One tactic involves repeating a grammatical pattern that is condensed in iterations. In this example, a magazine writer creates a parallel pattern to describe how Harry Hopman, a famed tennis coach of Australian Davis Cup teams of the 1950s, would have dealt with modern players. Note how he sets a pattern in the second sentence that is continued in the third with increasing contraction:
On court and off, if you played for Harry Hopman, you were held to the
highest standard of sportsmanship and behavior. A player muttering “Bloody
bad call” under his breath might, under Hopman, be sent home. Jimmy
Connors, playing for Hopman, would have been sent to prison, John
McEnroe put to death.
Joseph Epstein, "Playing Like a Pro,"
Tennis Magazine, March 2012
Notice the similarity of the second and third sentences, which operate like a pair of examples. The first refers to players of Hopman’s time and the second to modern players. Both have some words set aside with commas – under Hopman and playing for Hopman. But in the last sentence the pace is quickened by omitting the connector and as well as the words would have been from the portion about John McEnroe:
Jimmy Connors, playing for Hopman, would have been sent to prison, John
McEnroe put to death.
In full form, the sentence would seem ponderous by comparison:
If Jimmy Connors had played for Hopman, he would have been sent to
prison, and John McEnroe would have been put to death.

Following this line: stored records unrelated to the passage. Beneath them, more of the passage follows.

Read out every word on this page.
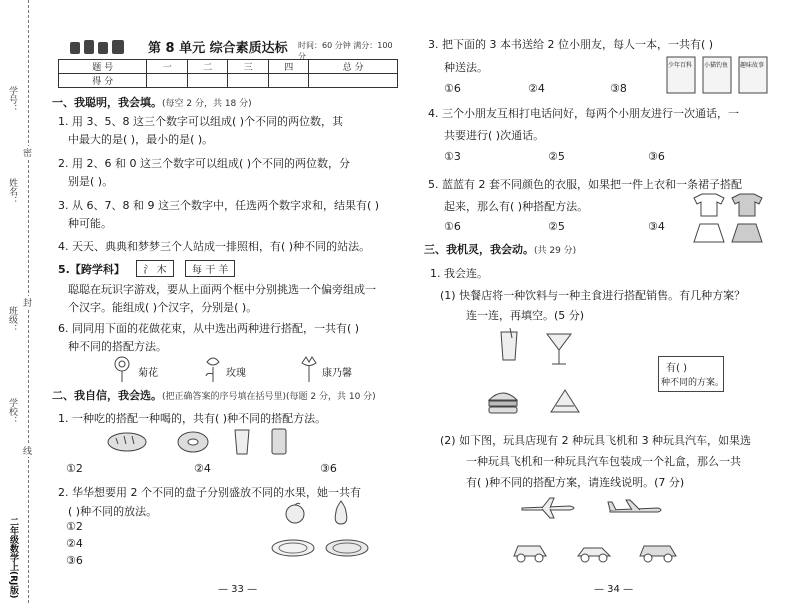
学号：
密
姓名：
封
班级：
学校：
线
二年级数学上(RJ版)
第 8 单元 综合素质达标 时间：60 分钟 满分：100 分
题 号	一	二	三	四	总 分
得 分					
一、我聪明，我会填。(每空 2 分，共 18 分)
1. 用 3、5、8 这三个数字可以组成( )个不同的两位数，其
中最大的是( )，最小的是( )。
2. 用 2、6 和 0 这三个数字可以组成( )个不同的两位数，分
别是( )。
3. 从 6、7、8 和 9 这三个数字中，任选两个数字求和，结果有( )
种可能。
4. 天天、典典和梦梦三个人站成一排照相，有( )种不同的站法。
5.【跨学科】 氵 木	每 干 羊
聪聪在玩识字游戏，要从上面两个框中分别挑选一个偏旁组成一
个汉字。能组成( )个汉字，分别是( )。
6. 同同用下面的花做花束，从中选出两种进行搭配，一共有( )
种不同的搭配方法。
菊花	玫瑰	康乃馨
二、我自信，我会选。(把正确答案的序号填在括号里)(每题 2 分，共 10 分)
1. 一种吃的搭配一种喝的，共有( )种不同的搭配方法。
①2	②4	③6
2. 华华想要用 2 个不同的盘子分别盛放不同的水果，她一共有
( )种不同的放法。
①2
②4
③6
— 33 —
3. 把下面的 3 本书送给 2 位小朋友，每人一本，一共有( )
种送法。
①6	②4	③8
少年百科 小猫钓鱼 趣味故事
4. 三个小朋友互相打电话问好，每两个小朋友进行一次通话，一
共要进行( )次通话。
①3	②5	③6
5. 蓝蓝有 2 套不同颜色的衣服，如果把一件上衣和一条裙子搭配
起来，那么有( )种搭配方法。
①6	②5	③4
三、我机灵，我会动。(共 29 分)
1. 我会连。
(1) 快餐店将一种饮料与一种主食进行搭配销售。有几种方案？
连一连，再填空。(5 分)
有( )
种不同的方案。
(2) 如下图，玩具店现有 2 种玩具飞机和 3 种玩具汽车，如果选
一种玩具飞机和一种玩具汽车包装成一个礼盒，那么一共
有( )种不同的搭配方案，请连线说明。(7 分)
— 34 —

The writer’s shorthand in the original sentence works particularly well – it reflects the quickness of Hopman’s response to players who did not meet his rules.
In the same way, the next example doesn’t need to repeat the verb got in each succeeding clause once the pattern has been set:
Everyone got something from the divorce: the husband a new wife, the wife
a new house, the daughter a new school, and all unhappiness.
What is the effect of such abbreviations? Sometimes sharp or biting; often ironic and informal:
The average person thinks he isn’t.
Everyone’s friend is no one’s.
Wise men talk because they have something to say, fools because they
have to say something.
Irish dramatist G.B. Shaw used the style often, a good fit for his razor wit:
He who can, does. He who cannot, teaches.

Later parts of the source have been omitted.